Le phénomène n’est pas sans rappeler le best-seller « L’Essaim » de Frank Schätzing, dans lequel la nature se rebelle contre l’humanité. Les médias espagnols font état d’une peur croissante, notamment parmi les propriétaires de bateaux de luxe, qui ne s’aventurent plus en mer et ne profitent souvent de leurs véhicules coûteux que dans la marina. De plus en plus de marins et de pêcheurs de la région réclament des « solutions » aux autorités et des compensations pour la perte de revenus.
Pourquoi seulement sur les côtes du sud-ouest de l’Europe ?
Ces incidents laissent perplexes les chercheurs. Bien que les orques vivent dans le monde entier, jusqu’à présent, seuls les animaux de la région ibérique ont montré ce comportement mystérieux. Selon les conclusions du GTOA, sur les 34 personnes enregistrées, seules 16 interagissent avec les bateaux. À notre connaissance, ils le font presque toujours ensemble, en groupe. Il y a trois femelles et 13 jeunes animaux, explique López.
Pourquoi seulement ces 16 ? Pourquoi seulement dans le détroit de Gibraltar et en partie aussi en Méditerranée occidentale, au large des côtes du Portugal et plus au nord dans l’Atlantique au large des côtes nord de l’Espagne et de la côte ouest de la France ? Les chercheurs admettent qu’ils n’ont pas encore de réponses définitives à ces questions.
López a deux théories : soit les animaux très intelligents ont simplement inventé quelque chose de nouveau, semblable aux orques qui balançaient des saumons morts sur leur tête dans le Pacifique Nord dans les années 1980. « Dans le groupe, ils s’imitent ensuite. » Ou bien ils réagissent à une expérience négative, comme être pris dans un filet de pêche ou entrer en collision avec un bateau.
Les épaulards ont-ils simplement trop de « temps libre » à cause des interdictions de pêche ?
L’ennui pourrait aussi jouer un rôle. Dans une étude de juin, la Commission baleinière internationale (CBI) soupçonne que les orques attaquent les bateaux parce que les interdictions de pêche signifient une abondance de thon. Comme ils passaient moins de temps à chercher de la nourriture, ils avaient plus de « temps libre » et « jouaient » avec les navires, disait-on.
Les nombreuses études et campagnes – notamment celles des écologistes – montrent à quel point ce phénomène inquiète les marins, les autorités, les médias et les chercheurs. L’organisation espagnole « Ecologistas en Acción » a lancé en juillet un voyage d’observation d’un mois avec un voilier et jusqu’à 60 militants et chercheurs en alternance pour percer le mystère.
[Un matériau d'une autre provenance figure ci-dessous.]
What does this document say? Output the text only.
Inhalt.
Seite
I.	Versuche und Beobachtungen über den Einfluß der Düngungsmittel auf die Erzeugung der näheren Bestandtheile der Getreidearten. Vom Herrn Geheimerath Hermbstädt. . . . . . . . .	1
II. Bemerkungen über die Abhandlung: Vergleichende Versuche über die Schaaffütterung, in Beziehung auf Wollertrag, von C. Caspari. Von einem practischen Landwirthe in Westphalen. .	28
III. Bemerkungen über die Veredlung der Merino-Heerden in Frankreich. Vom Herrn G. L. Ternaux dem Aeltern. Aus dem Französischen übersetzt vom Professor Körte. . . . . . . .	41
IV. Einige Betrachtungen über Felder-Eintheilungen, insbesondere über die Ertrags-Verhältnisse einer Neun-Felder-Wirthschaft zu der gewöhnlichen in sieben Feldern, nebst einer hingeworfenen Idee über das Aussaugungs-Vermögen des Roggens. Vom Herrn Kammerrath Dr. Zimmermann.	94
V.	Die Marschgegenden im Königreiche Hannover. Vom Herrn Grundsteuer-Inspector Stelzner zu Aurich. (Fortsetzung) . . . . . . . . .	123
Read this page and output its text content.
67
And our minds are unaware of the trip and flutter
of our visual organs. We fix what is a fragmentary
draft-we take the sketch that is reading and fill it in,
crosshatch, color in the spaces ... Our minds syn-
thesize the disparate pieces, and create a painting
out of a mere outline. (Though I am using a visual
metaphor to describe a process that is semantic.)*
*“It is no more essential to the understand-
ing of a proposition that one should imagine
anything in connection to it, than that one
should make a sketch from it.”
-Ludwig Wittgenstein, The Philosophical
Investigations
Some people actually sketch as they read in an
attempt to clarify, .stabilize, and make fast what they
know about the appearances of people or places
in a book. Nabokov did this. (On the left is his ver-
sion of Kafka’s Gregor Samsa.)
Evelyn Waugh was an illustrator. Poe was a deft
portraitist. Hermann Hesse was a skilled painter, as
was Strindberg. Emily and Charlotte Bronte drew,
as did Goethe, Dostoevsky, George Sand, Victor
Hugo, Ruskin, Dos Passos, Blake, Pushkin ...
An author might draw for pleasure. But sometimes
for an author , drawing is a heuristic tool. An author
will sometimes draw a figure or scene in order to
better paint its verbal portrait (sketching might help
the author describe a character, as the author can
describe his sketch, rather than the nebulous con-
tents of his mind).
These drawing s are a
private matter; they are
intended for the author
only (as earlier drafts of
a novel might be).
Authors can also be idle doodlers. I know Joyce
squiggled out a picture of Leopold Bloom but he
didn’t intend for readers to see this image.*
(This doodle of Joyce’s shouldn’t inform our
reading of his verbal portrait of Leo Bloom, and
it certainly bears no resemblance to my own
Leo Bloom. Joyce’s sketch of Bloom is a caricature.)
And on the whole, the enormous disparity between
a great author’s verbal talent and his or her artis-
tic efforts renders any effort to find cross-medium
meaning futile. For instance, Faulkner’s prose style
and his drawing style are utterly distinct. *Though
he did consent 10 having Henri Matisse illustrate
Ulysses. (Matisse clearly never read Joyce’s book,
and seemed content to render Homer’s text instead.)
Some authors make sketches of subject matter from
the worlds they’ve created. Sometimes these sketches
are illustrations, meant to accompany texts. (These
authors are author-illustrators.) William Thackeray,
Cependant, leur priorité n’est pas de se soucier des marins, mais plutôt du bien-être des orques. Ces espèces figurent sur la Liste rouge des espèces menacées de l’Union internationale pour la conservation de la nature (UICN) et sont menacées par le changement climatique, la pollution de l’eau, l’augmentation du trafic maritime et le bruit, en particulier dans le détroit de Gibraltar, selon l’organisation.
Les orques suscitent de plus en plus de haine – sur les bateaux et en ligne
Tous les experts s’accordent sur le fait qu’il ne faut pas diaboliser les animaux. Des titres comme « La révolte des orques » déforment la réalité, déplore López. Il a l’impression que les animaux sont de plus en plus haineux de la part des équipages des navires et également sur Internet. Des vidéos montraient, entre autres, des équipages de bateaux tirant sur des orques à l’aide de missiles de détresse.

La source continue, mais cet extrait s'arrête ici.